If only Hindus knew well what lays in the ruins and living of Angkor Wat, I would not be amused if they would stake religious claims on Cambodia. Alas, religious politics cannot be kept outside of architectural heroism in Angor Wat, the eighth wonder of the modern world, present in today’s Cambodia.
Cambodia, the country which had been crippled by the rule of Pol Pot in the 1970s, and dragged into the Vietnam War due to its geographic location, presented itself to be more than landmine victims and tragedy ridden family tales. The spirit of the country is witnessed in the Angkor Wat, the largest temple in the world, which was discovered by French explorers as late as 1929.

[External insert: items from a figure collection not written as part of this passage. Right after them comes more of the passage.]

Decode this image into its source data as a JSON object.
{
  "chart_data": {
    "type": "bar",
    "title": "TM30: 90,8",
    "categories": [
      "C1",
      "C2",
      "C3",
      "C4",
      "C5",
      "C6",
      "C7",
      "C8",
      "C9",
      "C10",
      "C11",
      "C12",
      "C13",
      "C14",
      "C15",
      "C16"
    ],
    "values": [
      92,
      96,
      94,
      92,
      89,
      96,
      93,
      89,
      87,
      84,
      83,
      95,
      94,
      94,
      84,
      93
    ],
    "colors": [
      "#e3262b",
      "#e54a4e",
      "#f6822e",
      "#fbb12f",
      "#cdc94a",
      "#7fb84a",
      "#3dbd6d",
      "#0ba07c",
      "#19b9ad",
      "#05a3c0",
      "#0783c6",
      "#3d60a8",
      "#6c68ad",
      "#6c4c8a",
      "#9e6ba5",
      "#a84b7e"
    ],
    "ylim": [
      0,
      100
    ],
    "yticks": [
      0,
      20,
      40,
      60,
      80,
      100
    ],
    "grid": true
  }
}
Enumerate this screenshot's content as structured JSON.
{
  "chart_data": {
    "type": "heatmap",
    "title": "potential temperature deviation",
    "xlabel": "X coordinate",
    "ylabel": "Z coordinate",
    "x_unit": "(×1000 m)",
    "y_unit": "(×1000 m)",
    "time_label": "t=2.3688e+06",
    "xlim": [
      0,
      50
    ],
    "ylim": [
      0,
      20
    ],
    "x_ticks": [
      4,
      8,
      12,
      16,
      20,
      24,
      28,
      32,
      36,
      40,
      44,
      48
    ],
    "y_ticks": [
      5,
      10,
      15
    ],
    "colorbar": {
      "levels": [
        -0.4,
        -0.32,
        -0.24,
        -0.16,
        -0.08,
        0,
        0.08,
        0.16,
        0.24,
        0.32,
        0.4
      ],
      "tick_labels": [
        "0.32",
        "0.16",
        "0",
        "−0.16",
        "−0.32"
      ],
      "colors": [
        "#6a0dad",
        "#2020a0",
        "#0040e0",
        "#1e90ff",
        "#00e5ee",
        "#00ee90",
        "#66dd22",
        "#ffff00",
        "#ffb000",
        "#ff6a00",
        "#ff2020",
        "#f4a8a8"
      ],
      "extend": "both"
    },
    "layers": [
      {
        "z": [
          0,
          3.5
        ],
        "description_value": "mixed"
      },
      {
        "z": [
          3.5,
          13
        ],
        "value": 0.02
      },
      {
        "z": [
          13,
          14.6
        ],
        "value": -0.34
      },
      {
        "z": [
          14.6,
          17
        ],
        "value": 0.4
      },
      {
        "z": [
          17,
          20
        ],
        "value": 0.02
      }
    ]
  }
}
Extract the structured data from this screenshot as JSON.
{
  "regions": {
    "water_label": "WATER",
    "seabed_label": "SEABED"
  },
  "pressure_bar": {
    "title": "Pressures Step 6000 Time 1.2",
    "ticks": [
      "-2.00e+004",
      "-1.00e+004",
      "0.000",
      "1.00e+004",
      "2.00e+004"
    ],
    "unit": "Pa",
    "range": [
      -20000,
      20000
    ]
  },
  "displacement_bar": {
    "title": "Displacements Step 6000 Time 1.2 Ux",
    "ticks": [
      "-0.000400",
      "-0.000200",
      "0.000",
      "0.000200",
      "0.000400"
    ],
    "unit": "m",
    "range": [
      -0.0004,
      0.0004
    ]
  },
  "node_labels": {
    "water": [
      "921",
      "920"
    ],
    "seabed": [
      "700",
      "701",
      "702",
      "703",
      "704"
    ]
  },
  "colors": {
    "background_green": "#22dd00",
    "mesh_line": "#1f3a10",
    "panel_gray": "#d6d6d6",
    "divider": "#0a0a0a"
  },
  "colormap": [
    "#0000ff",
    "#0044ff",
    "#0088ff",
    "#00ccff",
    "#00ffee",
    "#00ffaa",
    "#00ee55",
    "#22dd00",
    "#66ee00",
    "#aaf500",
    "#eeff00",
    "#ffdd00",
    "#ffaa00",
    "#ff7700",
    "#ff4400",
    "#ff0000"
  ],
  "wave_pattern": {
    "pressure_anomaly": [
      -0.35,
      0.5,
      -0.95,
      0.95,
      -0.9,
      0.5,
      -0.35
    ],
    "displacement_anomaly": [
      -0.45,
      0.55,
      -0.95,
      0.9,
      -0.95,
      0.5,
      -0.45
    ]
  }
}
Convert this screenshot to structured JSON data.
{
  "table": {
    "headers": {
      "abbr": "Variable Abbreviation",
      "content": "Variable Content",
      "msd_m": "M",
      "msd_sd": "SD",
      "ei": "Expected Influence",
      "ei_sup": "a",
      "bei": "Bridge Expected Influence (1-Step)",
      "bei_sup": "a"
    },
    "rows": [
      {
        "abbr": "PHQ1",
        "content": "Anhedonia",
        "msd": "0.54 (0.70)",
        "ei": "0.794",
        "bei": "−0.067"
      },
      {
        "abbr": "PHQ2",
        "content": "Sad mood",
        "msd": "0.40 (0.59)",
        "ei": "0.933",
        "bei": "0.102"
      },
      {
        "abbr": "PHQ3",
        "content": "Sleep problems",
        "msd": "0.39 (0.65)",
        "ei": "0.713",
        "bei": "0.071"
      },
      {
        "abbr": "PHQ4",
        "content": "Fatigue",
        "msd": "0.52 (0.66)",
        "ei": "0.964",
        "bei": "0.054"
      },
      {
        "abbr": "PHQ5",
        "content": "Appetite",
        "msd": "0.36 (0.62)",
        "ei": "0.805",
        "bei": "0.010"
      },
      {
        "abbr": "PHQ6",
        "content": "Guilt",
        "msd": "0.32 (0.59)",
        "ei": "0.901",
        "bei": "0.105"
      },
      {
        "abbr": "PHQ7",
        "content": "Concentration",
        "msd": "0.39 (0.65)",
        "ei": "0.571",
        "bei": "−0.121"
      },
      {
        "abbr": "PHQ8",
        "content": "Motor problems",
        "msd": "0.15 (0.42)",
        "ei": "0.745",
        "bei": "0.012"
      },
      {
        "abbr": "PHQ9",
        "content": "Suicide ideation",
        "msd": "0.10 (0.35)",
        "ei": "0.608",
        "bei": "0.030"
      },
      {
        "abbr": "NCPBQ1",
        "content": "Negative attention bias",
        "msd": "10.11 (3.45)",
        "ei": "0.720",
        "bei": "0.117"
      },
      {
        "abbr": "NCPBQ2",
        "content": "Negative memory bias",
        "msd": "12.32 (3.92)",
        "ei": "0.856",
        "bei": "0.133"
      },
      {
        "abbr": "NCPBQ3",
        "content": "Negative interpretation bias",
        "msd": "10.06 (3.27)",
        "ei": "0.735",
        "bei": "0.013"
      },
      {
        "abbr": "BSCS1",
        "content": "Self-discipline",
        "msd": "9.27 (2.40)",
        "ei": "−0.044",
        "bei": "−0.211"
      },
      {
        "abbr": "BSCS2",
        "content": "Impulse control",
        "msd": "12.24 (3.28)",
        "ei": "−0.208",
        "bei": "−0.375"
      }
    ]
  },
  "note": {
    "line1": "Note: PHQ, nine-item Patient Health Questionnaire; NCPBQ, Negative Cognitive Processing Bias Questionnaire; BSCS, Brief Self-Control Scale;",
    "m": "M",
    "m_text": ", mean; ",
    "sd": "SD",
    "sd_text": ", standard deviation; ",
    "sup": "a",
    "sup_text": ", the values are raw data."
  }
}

We planned our trip to witness the enigma called Angor and made Siem Reap our base. Siem Reap is a small yet a truly international city with an international airport and a service industry sustained by the tourism aroused by Angkor Wat.
Temples of Angkor:
The massive and greatest Angkor Wat stands out against any Hindu temple you would have ever seen. Built around the Hindu fable of ‘Samudra Mathan’, the temple is among the few relics which has remained a religious site ever since it was founded. Many other temple complexes show a strong Hindu presence in the region, both Shaivites and Vashnavites, owing to the strong trade domination kings from India had over most of South East Asia at that time, including Myanmar, Southern Vietnam, Cambodia and Sumatra. The Angkor Wat Temple, architecturally oriented to the west, is designed in the form of galleries and ‘South Indian mountain style’ temples, which represents Mt Sumeru - the mountain used for the churning of the ocean of milk. The galleries exhibit carvings from Ramayana and Mahabharata, a true eye tonic for a Hindu devout.
Though the Angkor Wat temple is more enormous and the most well preserved of the lot, there are also some significant ‘not-to-be-missed’ temples in the complex. The temples in the Angkor Thom complex such as Bayon, which was built by Mahayana Budhhist king Jayawarman VII, and exhibits what looks like a mixture of Lord Buddha and the kings own image on every tower of the temple.
Other significant temples are Preah Khan and Ta Phrom. Ta Phrom, the most wild of all temples is largely been held together, or damaged, depending on the way you look at it, is a ‘jungle relic’ which tree roots holding together most of the temple walls. The Temple restoration is being taken up by the Indian Government, and the ASI is doing a tedious job in the region. While you move around the complex in your ‘tuk-tuk’ you will see several temples which you may want to stop by and see. Just make sure you do not miss the important ones.
As we had allotted a few days for Angkor, we had the opportunity of venturing out of the Angkor complex and going out of town to visit a few more relics. A tiring ride of course in the heat, trust me we were not disappointed even for a moment. Our best endeavour was to visit ‘Kabal Spean’ – which has a thousand Shivlings. The steep climb led us to the most daunting Shiva masterpiece I have ever come across. The site, in the middle of the jungle is a little stream which has thousands of shivlings on the riverbed. These are sculpted on the river bed and are said to represent the ‘sahastralingam’, mentioned in ancient Hindu texts.
After a tired day visiting the temples, the only thing you want is a generous foot massage. You find these all around the city of Siem Reap, but the best and the cheapest can be found in the Night Market of Siem Reap. A relatively small night market in comparison to those of Bangkok, the market is a good bargain if you are looking for ethnic Cambodian souvenirs or just getting a sense of the Cambodian people.
Food and Stay:
By the end of the day we were hungry and our relaxed feet could only take us a few steps ahead. At this time, it is best to walk down a few alleys into ‘Pub Street’ which is a westerner’s world in Siem Reap. The street and its pedestrian walkways host the best Cambodian food and the smooth Angkor Beer. For sea-food lovers, you will find the best of the lot for a mere $2-3 anywhere in Siem Reap. For vegetarians, you will find at least a couple of vegetarian dishes on any menu. Also, almost anywhere we went, the chef is most willing to do a vegetarian version of the food mentioned. Try as many Cambodian treats as you can – they are far spicier than most South Asian meals and suit the Indian palate. You can also feel free to eat from any place; the smallest of roadside stalls are as clean and hygienic as the big hotels. Siem Reap has an array of good hotels, both luxury and budget. On an average, hotel costs are much lower and you can expect to get a good 3-4 star hotel room for about $25-30 per night.
Everything is negotiable, from currency to visa entry. Bribes are common and immigration officers can also fool you with the amount you need to pay – so be well prepared and alert.